The story of the first Pope to resign in over 700 years.
Pope Benedict made history when he became the first Pope in over 700 years to resign from office, stunning the Catholic Church the world over. At last, Last Testament is a stunning and frank autobiography from the shy and private man who has since remained cloistered in a former convent in the Vatican gardens. In interviews with Peter Seewald, the Pope Emeritus breaks his silence on corruption within the Vatican, clerical sex scandals, and the challenge of reforming the Papacy.

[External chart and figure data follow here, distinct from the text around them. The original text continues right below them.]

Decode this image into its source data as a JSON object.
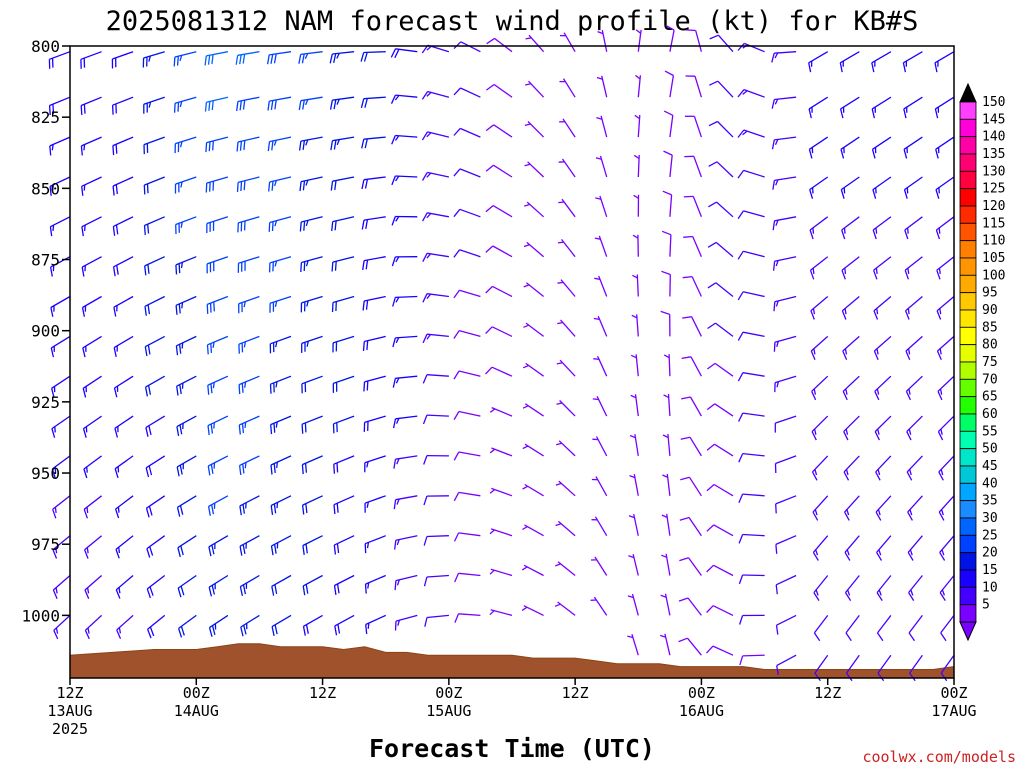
{
  "chart_data": {
    "type": "wind-barb-profile",
    "title": "2025081312 NAM forecast wind profile (kt) for KB#S",
    "xlabel": "Forecast Time (UTC)",
    "ylabel": "",
    "y_ticks": [
      800,
      825,
      850,
      875,
      900,
      925,
      950,
      975,
      1000
    ],
    "ylim": [
      800,
      1022
    ],
    "y_reversed": true,
    "x_ticks": [
      {
        "hour": 0,
        "line1": "12Z",
        "line2": "13AUG",
        "line3": "2025"
      },
      {
        "hour": 12,
        "line1": "00Z",
        "line2": "14AUG",
        "line3": ""
      },
      {
        "hour": 24,
        "line1": "12Z",
        "line2": "",
        "line3": ""
      },
      {
        "hour": 36,
        "line1": "00Z",
        "line2": "15AUG",
        "line3": ""
      },
      {
        "hour": 48,
        "line1": "12Z",
        "line2": "",
        "line3": ""
      },
      {
        "hour": 60,
        "line1": "00Z",
        "line2": "16AUG",
        "line3": ""
      },
      {
        "hour": 72,
        "line1": "12Z",
        "line2": "",
        "line3": ""
      },
      {
        "hour": 84,
        "line1": "00Z",
        "line2": "17AUG",
        "line3": ""
      }
    ],
    "xlim": [
      0,
      84
    ],
    "barb_levels_hpa": [
      802,
      818,
      832,
      846,
      860,
      874,
      888,
      902,
      916,
      930,
      944,
      958,
      972,
      986,
      1000,
      1014
    ],
    "colorbar": {
      "levels": [
        5,
        10,
        15,
        20,
        25,
        30,
        35,
        40,
        45,
        50,
        55,
        60,
        65,
        70,
        75,
        80,
        85,
        90,
        95,
        100,
        105,
        110,
        115,
        120,
        125,
        130,
        135,
        140,
        145,
        150
      ],
      "colors": [
        "#7a00ff",
        "#4400ff",
        "#1a00ff",
        "#0014e6",
        "#0040ff",
        "#0064ff",
        "#1a8cff",
        "#00a6ff",
        "#00c8d6",
        "#00e6c8",
        "#00ffb0",
        "#00ff66",
        "#22ff00",
        "#66ff00",
        "#b0ff00",
        "#e6ff00",
        "#ffff00",
        "#ffe600",
        "#ffc800",
        "#ffaa00",
        "#ff9500",
        "#ff8000",
        "#ff5500",
        "#ff2a00",
        "#ff0000",
        "#ff0040",
        "#ff0073",
        "#ff00a6",
        "#ff00d9",
        "#ff40ff"
      ]
    },
    "surface_pressure": {
      "hours": [
        0,
        4,
        8,
        12,
        14,
        16,
        18,
        20,
        22,
        24,
        26,
        28,
        30,
        32,
        34,
        36,
        38,
        40,
        42,
        44,
        46,
        48,
        50,
        52,
        54,
        56,
        58,
        60,
        62,
        64,
        66,
        68,
        70,
        72,
        74,
        76,
        78,
        80,
        82,
        84
      ],
      "hpa": [
        1014,
        1013,
        1012,
        1012,
        1011,
        1010,
        1010,
        1011,
        1011,
        1011,
        1012,
        1011,
        1013,
        1013,
        1014,
        1014,
        1014,
        1014,
        1014,
        1015,
        1015,
        1015,
        1016,
        1017,
        1017,
        1017,
        1018,
        1018,
        1018,
        1018,
        1019,
        1019,
        1019,
        1019,
        1019,
        1019,
        1019,
        1019,
        1019,
        1018
      ]
    },
    "wind_regimes": [
      {
        "from_hour": 0,
        "to_hour": 10,
        "direction_deg": 250,
        "speed_kt": 18
      },
      {
        "from_hour": 10,
        "to_hour": 22,
        "direction_deg": 260,
        "speed_kt": 32
      },
      {
        "from_hour": 22,
        "to_hour": 36,
        "direction_deg": 265,
        "speed_kt": 22
      },
      {
        "from_hour": 36,
        "to_hour": 44,
        "direction_deg": 300,
        "speed_kt": 10
      },
      {
        "from_hour": 44,
        "to_hour": 52,
        "direction_deg": 330,
        "speed_kt": 5
      },
      {
        "from_hour": 52,
        "to_hour": 60,
        "direction_deg": 20,
        "speed_kt": 8
      },
      {
        "from_hour": 60,
        "to_hour": 84,
        "direction_deg": 240,
        "speed_kt": 16
      }
    ]
  },
  "credit": "coolwx.com/models"
}
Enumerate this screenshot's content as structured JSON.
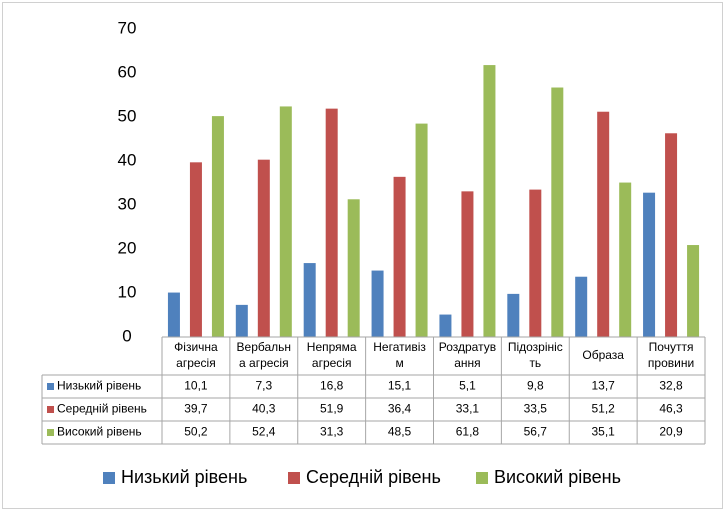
{
  "chart_data": {
    "type": "bar",
    "categories": [
      [
        "Фізична",
        "агресія"
      ],
      [
        "Вербальн",
        "а агресія"
      ],
      [
        "Непряма",
        "агресія"
      ],
      [
        "Негативіз",
        "м"
      ],
      [
        "Роздратув",
        "ання"
      ],
      [
        "Підозрініс",
        "ть"
      ],
      [
        "Образа"
      ],
      [
        "Почуття",
        "провини"
      ]
    ],
    "series": [
      {
        "name": "Низький рівень",
        "color": "#4f81bd",
        "values": [
          10.1,
          7.3,
          16.8,
          15.1,
          5.1,
          9.8,
          13.7,
          32.8
        ],
        "labels": [
          "10,1",
          "7,3",
          "16,8",
          "15,1",
          "5,1",
          "9,8",
          "13,7",
          "32,8"
        ]
      },
      {
        "name": "Середній рівень",
        "color": "#c0504d",
        "values": [
          39.7,
          40.3,
          51.9,
          36.4,
          33.1,
          33.5,
          51.2,
          46.3
        ],
        "labels": [
          "39,7",
          "40,3",
          "51,9",
          "36,4",
          "33,1",
          "33,5",
          "51,2",
          "46,3"
        ]
      },
      {
        "name": "Високий рівень",
        "color": "#9bbb59",
        "values": [
          50.2,
          52.4,
          31.3,
          48.5,
          61.8,
          56.7,
          35.1,
          20.9
        ],
        "labels": [
          "50,2",
          "52,4",
          "31,3",
          "48,5",
          "61,8",
          "56,7",
          "35,1",
          "20,9"
        ]
      }
    ],
    "ylim": [
      0,
      70
    ],
    "yticks": [
      "0",
      "10",
      "20",
      "30",
      "40",
      "50",
      "60",
      "70"
    ],
    "grid": false,
    "legend": "bottom",
    "data_table": true
  }
}
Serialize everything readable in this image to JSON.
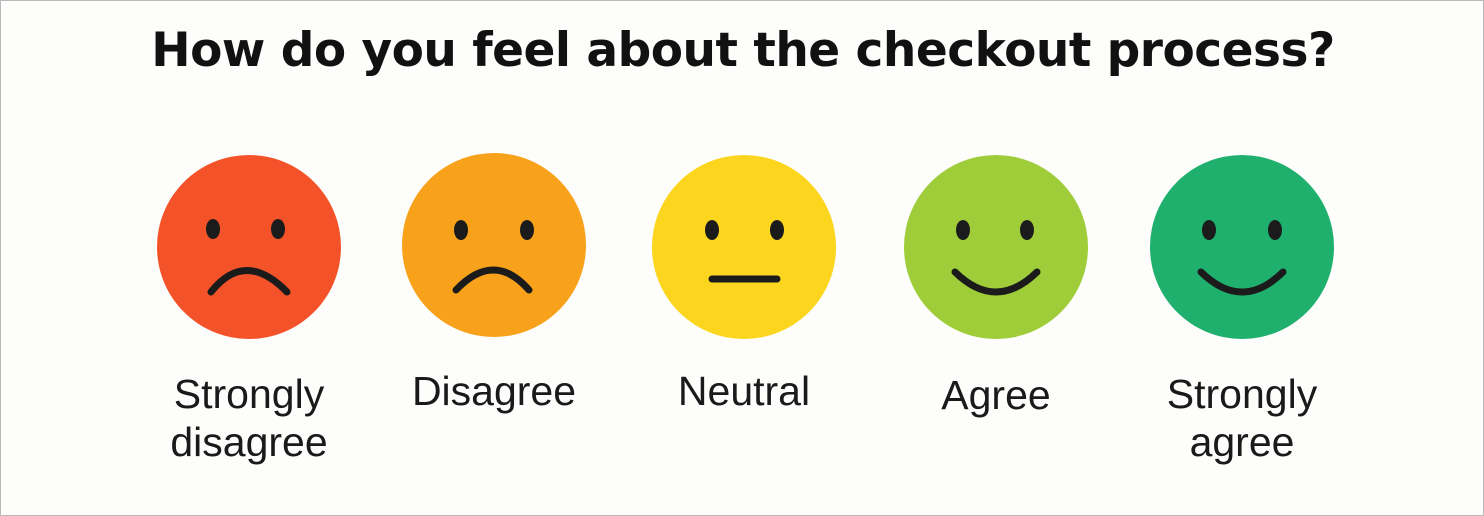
{
  "survey": {
    "question": "How do you feel about the checkout process?",
    "options": [
      {
        "label_line1": "Strongly",
        "label_line2": "disagree",
        "color": "#f4532a",
        "icon": "very-sad-face-icon"
      },
      {
        "label_line1": "Disagree",
        "label_line2": "",
        "color": "#f7a21a",
        "icon": "sad-face-icon"
      },
      {
        "label_line1": "Neutral",
        "label_line2": "",
        "color": "#fbd51e",
        "icon": "neutral-face-icon"
      },
      {
        "label_line1": "Agree",
        "label_line2": "",
        "color": "#9fcd3a",
        "icon": "happy-face-icon"
      },
      {
        "label_line1": "Strongly",
        "label_line2": "agree",
        "color": "#1fb06e",
        "icon": "very-happy-face-icon"
      }
    ]
  }
}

In these interviews, Benedict discusses such wide-ranging controversies as:
- The "Vatileaks" case in which his butler leaked some of his personal letters that alleged corruption and scandal in the Vatican
- The presence of a "gay lobby" within the Vatican and how he dismantled it
- His alleged Nazi upbringing
- His attempts at cleaning up the "dirt in the church" (clerical sexual abuse)
- The mysterious private secretary "Gorgeous George"
On a more personal level he writes with great warmth of his successor Pope Francis, who he admits has a popular touch, a star quality which Benedict himself has lacked. Much controversy still surrounds Pope Benedict's Papacy--in this book he addresses these controversies and reveals how at his late age, governing and reforming the Papacy and particularly the Vatican, was beyond him.